Think Twice if Your Broker Suggests an MLP

By Jon Sallah

In the current low-yield environment, investors and advisors have been seeking alternative investments that offer better returns than those that are currently available through banks or corporations. In recent years, investors and brokers began purchasing partnership units in Master Limited Partnerships (“MLPs”) because they offer higher than average yields in the form of distributions. MLPs appeared to be a high-yielding bond substitute with tax advantages, which seem to be perfect for retail investors seeking income. However, there are many risks associated with these investments.

MLPs were created in the 1980’s to incentivize investment in domestic energy infrastructure. For a business to qualify as a MLP, at least 90% of its revenue must come from the natural resources industry or real estate. MLPs combine the tax benefits of a limited partnership with the liquidity of a publicly traded security. Investors purchase partnership units of the MLP and receive distributions. These distributions are specified in the MLP’s partnership agreement and require the partnership to pay out most of their current income to investors. The distributions provide an incentive to investors because they are considered as a “return of capital” and the income is not taxed until the investor receives back their principal investment. A distinguishing characteristic of MLPs is that they carry on an active business so the prior quarter’s performance can have an effect on distributions.

In order for MLPs to prosper, two conditions must be met. First, capital markets must be accessible. Since MLPs pay out the majority of their cash flow to investors, they may be dependent on borrowing or selling additional units to grow. As a result, investors face the risk of dilution of their units and possibly subordinating their right to payment to secured creditors. This is an unforeseen risk as many investors would not anticipate their units being diluted as a result of limited access to the capital market.

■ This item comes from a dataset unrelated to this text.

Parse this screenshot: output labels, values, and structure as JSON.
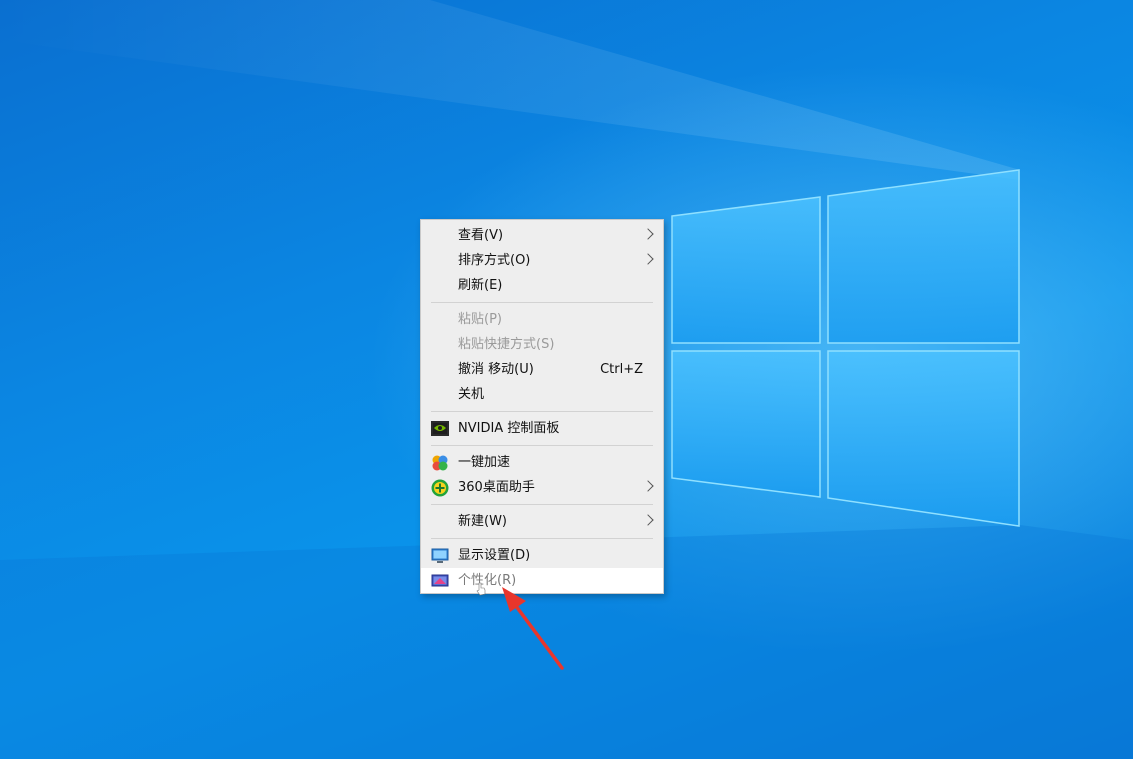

Second, energy prices have to be stable. The performance of MLPs is almost entirely linked to the performance of energy prices and the risks associated with those sectors. For example, when the price of oil or gas falls (or production declines), MLPs are frequently sold off and their value may decrease significantly. Investors may still receive distributions, but the value of their units are likely to decrease. An investor who does not fully understand the sector they are investing in may face unwanted surprises.

The risks discussed above shed light on the unsuitability of MLPs for unsophisticated investors. However, the spotlight on MLPs in securities law did not arise until a few years ago. Advisors and brokers began purchasing units of MLPs to replace low-yield bonds and REITS with a high-yield alternative. Years of stable energy prices led many advisors and brokers to advise the purchase of additional MLP units, resulting in over-concentrated portfolios. When energy prices plummeted, these over-concentrated portfolios experienced significant losses, and actions were brought against many brokers/advisors.

In sum, investing in MLPs should be limited to sophisticated investors who have a high-risk tolerance. Investors who seek to generate income may be advised of the associated risks; but, knowledge of the energy sector, capital markets, and the various risks facing active businesses is crucial before purchasing such a high-risk investment.